例えば最低時給。よく知らないけど、日本は930円くらい?アメリカとか2800円くらいだとか見たような。つまり、1時間働いて得られる「おもちゃへの投資額」が、3倍ってことは、「日本の普通」が「安すぎる」って事になりかねない。
今はワールドワイドに取引が成立する世の中だから、
※特に高額のものとか
日本で1000円は海外で3000円の価値かも知れないし、海外ならなおのこと「お金持ち」が居そう。
※勝手な思いこみ
でも、昔の陶磁器とか掛け軸だって、日本から相当海外に流出した歴史もあるわけで、今なら日本のファミコンだとかのゲームハードだって、海外で遊ぶのは余裕なはず。日本でしか売られなかったゲームで、特に日本語が使えなくても楽しめるタイプのゲームも多いだろうし、、、
まぁ「欲しがらなければ」自分にそんな影響もなさそうなんだけど、本当に欲しいものが「対象」になったときがどうなるのかなって感じではある。

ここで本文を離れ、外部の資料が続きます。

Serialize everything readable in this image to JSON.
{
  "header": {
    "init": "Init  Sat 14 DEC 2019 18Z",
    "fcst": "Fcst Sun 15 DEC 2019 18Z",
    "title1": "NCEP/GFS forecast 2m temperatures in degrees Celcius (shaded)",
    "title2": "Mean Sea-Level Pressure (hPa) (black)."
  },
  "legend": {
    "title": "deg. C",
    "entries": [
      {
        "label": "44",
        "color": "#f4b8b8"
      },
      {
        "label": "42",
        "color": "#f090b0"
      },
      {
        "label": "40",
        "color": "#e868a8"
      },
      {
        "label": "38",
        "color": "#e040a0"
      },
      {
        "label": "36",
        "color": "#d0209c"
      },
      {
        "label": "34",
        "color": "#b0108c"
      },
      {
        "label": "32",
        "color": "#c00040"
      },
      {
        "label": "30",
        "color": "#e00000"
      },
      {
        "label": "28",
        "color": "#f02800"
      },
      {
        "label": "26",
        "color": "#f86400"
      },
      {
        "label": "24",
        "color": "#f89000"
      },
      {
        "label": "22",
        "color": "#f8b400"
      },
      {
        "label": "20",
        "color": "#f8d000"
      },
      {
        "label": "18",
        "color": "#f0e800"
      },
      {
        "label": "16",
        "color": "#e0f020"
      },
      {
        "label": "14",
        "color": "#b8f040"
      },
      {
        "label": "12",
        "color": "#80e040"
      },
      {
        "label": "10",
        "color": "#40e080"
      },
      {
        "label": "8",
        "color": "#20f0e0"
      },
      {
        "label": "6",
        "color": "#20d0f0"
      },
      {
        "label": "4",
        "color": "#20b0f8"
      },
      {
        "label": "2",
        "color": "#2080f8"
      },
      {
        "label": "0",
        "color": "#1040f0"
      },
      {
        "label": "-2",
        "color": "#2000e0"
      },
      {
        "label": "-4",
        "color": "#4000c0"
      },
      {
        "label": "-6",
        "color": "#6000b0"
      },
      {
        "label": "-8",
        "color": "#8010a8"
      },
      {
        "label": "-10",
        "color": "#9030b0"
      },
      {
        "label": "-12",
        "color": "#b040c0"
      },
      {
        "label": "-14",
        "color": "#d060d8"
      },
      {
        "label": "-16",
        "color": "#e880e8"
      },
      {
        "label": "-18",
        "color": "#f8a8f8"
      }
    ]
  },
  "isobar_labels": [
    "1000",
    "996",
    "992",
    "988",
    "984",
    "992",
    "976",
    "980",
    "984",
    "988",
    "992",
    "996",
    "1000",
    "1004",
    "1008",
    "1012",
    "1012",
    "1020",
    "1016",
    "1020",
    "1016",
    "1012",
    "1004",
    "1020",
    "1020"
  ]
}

てかゲームとかも、「さらに時代が進んで」全てのプラットフォームのアーキテクチャが統一されて、過去のゲームが全て買えるようになる、遊べるようになる未来も、「無くはない」とも思うんだよな。
もっとも、そんな未来であっても、ワイバーンF0とか、R360とか、ベクタースキャンのゲームは遊べないんだけど。
それらで儲けようとは思ってないけど、時代に取り残されたくもない。てか、
僕の持っている「何か」で、「何か」が一番高い。それって何だろ、とは思った。